His dad was the only one home, dozing in front of the TV with a half-empty bottle of vodka. Jerome went upstairs to his room and opened his laptop to check his email for the first time in a week.
The only people who ever sent him anything were his mom, his twin sister Angie, and his grandma in Florida forwarding chains of junk, so it was odd that there were two messages from an address he didn’t recognize, sent six days ago. He clicked the first one. The body of the email said, “I wonder if you ever think about me.” No signature. He clicked delete. The second one, sent five minutes later, said, “I’m thinking about you right now. I’ll be in town soon for an assignment back at the main office. I want to see you.” A picture was pasted under the words.

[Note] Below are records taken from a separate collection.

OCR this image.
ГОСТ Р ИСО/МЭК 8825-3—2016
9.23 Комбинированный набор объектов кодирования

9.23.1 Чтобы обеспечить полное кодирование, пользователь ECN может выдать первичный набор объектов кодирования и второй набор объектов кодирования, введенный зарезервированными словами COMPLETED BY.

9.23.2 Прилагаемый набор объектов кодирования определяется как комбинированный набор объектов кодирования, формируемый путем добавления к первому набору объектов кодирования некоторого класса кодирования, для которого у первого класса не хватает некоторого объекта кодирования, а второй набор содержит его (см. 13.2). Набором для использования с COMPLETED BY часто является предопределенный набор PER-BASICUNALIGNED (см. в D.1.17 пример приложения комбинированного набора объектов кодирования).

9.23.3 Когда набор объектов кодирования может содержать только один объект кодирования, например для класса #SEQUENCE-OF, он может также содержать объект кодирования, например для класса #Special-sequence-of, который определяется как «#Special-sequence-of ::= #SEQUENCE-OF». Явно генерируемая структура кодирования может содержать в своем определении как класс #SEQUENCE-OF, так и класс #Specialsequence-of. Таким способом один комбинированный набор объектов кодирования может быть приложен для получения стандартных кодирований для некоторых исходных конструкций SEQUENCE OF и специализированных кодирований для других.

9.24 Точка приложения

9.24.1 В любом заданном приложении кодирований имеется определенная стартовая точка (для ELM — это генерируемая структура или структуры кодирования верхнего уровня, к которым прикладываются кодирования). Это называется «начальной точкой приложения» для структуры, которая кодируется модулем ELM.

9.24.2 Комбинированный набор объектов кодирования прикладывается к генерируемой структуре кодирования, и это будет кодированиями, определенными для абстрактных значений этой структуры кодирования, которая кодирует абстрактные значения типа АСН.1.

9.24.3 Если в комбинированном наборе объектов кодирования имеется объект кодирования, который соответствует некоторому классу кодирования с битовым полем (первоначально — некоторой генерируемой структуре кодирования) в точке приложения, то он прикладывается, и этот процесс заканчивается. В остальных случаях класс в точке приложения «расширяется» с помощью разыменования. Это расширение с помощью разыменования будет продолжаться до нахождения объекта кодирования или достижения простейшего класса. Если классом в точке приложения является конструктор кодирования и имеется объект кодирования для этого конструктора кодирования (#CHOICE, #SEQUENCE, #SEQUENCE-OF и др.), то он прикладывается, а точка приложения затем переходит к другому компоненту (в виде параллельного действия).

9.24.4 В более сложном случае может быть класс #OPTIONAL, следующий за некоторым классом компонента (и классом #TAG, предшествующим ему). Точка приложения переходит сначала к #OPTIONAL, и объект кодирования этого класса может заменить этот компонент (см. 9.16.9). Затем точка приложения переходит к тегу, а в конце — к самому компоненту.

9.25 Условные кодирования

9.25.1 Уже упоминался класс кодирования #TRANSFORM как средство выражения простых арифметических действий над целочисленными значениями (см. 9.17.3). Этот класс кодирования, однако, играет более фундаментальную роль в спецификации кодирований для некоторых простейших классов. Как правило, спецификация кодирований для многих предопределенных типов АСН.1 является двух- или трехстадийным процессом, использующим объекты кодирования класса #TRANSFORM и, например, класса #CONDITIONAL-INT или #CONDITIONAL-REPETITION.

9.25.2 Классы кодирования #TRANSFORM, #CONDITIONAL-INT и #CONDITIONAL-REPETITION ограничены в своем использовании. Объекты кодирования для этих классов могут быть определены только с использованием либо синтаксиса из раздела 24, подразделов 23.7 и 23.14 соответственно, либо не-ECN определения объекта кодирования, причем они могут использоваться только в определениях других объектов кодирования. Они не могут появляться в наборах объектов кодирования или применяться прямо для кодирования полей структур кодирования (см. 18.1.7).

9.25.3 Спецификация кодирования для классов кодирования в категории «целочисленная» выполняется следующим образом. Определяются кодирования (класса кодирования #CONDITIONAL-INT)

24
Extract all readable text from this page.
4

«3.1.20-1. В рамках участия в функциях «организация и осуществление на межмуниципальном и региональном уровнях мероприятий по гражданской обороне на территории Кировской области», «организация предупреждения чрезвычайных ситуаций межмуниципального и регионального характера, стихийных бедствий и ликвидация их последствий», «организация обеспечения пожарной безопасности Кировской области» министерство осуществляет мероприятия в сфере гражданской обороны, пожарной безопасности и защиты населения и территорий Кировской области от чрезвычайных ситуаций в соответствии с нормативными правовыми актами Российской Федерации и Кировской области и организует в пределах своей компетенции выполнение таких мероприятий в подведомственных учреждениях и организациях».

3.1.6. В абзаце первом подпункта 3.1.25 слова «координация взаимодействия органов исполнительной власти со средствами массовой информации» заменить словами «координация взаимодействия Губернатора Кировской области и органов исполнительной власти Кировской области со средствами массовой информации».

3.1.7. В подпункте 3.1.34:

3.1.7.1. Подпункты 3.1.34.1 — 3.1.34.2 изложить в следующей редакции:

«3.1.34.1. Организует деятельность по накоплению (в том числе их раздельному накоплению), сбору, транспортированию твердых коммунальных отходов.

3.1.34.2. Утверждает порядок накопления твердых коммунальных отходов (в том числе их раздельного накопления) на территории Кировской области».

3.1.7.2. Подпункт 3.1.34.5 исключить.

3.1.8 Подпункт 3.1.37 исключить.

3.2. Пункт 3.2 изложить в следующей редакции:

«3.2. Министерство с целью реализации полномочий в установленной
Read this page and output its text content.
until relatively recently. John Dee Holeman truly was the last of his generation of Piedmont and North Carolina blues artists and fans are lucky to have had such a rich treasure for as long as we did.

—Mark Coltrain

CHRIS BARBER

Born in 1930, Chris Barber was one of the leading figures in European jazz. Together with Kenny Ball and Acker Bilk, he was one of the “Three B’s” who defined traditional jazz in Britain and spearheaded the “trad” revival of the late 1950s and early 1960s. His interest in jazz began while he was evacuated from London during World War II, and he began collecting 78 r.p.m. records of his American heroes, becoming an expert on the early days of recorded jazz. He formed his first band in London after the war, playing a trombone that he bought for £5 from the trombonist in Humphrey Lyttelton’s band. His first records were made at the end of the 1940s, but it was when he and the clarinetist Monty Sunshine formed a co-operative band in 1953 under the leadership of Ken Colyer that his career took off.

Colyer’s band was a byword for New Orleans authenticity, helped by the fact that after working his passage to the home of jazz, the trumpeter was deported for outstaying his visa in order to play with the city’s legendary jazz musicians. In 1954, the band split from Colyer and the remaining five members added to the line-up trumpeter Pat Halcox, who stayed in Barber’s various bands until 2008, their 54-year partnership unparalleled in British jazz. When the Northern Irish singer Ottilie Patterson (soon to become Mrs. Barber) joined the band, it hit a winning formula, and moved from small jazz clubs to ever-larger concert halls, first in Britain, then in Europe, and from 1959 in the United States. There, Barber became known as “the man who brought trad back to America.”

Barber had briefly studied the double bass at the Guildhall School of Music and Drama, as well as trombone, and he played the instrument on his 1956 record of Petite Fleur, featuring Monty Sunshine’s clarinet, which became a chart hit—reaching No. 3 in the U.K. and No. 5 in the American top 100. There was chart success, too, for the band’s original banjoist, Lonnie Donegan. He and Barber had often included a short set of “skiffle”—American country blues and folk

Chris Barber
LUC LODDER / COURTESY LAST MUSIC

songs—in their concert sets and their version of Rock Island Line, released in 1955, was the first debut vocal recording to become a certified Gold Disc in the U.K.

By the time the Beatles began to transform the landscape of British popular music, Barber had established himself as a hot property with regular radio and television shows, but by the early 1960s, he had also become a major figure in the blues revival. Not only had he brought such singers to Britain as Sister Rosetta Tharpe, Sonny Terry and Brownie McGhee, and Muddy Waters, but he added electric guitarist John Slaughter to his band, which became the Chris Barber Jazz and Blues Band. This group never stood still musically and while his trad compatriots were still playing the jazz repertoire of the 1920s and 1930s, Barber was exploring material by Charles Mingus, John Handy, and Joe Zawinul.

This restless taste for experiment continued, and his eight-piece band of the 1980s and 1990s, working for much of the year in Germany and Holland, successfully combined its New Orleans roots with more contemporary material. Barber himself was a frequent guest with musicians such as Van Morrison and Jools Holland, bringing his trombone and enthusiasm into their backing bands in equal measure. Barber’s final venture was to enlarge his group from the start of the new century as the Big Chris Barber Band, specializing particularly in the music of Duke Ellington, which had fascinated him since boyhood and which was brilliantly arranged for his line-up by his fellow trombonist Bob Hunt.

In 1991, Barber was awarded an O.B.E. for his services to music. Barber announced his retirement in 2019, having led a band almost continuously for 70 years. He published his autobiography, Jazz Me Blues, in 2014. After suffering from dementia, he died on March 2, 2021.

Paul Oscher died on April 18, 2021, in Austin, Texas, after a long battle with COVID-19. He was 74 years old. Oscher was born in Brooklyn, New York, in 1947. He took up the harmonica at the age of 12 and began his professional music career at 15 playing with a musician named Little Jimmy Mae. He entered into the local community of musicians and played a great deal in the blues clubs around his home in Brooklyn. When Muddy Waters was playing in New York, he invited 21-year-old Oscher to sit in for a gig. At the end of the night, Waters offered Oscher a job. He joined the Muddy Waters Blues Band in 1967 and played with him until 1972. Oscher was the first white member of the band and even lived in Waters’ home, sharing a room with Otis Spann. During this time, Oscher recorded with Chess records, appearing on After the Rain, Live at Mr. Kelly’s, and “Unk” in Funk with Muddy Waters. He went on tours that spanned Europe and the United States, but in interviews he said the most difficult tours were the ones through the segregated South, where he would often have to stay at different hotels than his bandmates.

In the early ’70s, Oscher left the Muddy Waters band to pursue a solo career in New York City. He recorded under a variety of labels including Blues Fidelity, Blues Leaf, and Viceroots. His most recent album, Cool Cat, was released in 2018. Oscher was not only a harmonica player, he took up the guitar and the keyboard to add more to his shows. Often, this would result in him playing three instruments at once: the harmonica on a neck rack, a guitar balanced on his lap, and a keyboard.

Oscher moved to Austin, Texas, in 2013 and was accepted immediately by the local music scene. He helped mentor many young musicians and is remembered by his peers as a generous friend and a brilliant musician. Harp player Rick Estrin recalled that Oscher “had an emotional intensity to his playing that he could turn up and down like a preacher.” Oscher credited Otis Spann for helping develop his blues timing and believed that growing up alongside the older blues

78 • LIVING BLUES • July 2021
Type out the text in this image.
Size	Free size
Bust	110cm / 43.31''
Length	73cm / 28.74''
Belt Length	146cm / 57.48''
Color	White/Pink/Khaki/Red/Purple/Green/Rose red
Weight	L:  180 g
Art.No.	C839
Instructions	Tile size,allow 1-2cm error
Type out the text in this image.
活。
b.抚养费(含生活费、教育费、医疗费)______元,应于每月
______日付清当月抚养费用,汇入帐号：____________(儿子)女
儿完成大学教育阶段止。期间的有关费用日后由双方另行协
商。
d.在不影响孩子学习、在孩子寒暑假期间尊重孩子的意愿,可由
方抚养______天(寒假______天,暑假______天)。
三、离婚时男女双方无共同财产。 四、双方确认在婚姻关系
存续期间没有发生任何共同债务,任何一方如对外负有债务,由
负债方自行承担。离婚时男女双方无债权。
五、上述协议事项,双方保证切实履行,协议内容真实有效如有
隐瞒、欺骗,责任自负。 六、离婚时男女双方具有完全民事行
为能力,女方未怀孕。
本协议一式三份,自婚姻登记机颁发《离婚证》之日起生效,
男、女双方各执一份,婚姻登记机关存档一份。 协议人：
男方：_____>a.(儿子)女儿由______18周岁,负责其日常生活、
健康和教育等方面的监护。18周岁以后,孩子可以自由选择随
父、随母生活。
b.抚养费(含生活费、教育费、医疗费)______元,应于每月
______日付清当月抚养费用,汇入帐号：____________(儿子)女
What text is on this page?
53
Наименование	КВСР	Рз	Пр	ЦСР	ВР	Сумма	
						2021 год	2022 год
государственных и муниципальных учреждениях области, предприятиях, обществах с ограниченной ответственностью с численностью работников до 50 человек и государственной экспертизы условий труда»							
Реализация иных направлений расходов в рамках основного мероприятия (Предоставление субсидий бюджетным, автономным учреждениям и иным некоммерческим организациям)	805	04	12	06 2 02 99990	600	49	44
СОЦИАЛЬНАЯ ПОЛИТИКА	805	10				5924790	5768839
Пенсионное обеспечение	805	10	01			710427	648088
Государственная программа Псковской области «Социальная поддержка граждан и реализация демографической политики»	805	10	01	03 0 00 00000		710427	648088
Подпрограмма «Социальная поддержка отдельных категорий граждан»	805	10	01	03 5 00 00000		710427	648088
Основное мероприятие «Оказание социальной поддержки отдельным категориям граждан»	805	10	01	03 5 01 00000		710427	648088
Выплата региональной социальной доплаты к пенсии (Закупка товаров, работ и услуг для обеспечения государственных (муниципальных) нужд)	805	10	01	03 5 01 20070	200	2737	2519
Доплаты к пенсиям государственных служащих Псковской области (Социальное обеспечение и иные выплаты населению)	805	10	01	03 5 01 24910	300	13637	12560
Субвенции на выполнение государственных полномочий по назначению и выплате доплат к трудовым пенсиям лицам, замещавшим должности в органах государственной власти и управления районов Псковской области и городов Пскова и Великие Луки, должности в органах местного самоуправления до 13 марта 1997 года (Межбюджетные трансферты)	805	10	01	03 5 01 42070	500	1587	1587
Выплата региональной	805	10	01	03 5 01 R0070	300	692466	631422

            Jerome stared at the screen for a few seconds. Then he deleted the second email, cleaned out the trash folder, and deleted his email account. He logged on to Facebook and untagged every photo of himself, then deleted his profile. He shut down the laptop. The black, empty screen reflected his face. He slammed the screen closed and shoved the laptop off the back of the desk. It hit a few of the tacked-up drawings on the bulletin board and took them down with it before getting jammed between the desk and the wall.
He lay on the bed and folded his hands over his stomach, staring at the fading daylight on the ceiling until the bluish hues of dusk turned over to the ugly orange glow of the streetlight.
            Sometime around midnight, he sucked in his breath and lurched out of bed. One foot caught on the other on his way out of the room, but it was too late to stop his forward momentum. His face hit the doorframe with all his weight behind it. He pressed his palm into the gash on his cheek and stumbled into the bathroom and threw up everything he’d eaten at the movie theater with his friends earlier.
Six hours later, when gray daylight began to seep into the window, he opened the bathroom door. He glanced down the hallway at Angie’s bedroom door. It was closed. He crossed the hall to his room and stuffed some clothes, his phone, and his sketchbook and pencils into a backpack, grabbed his skateboard, and left the house.
            No one in his family heard from him for two weeks.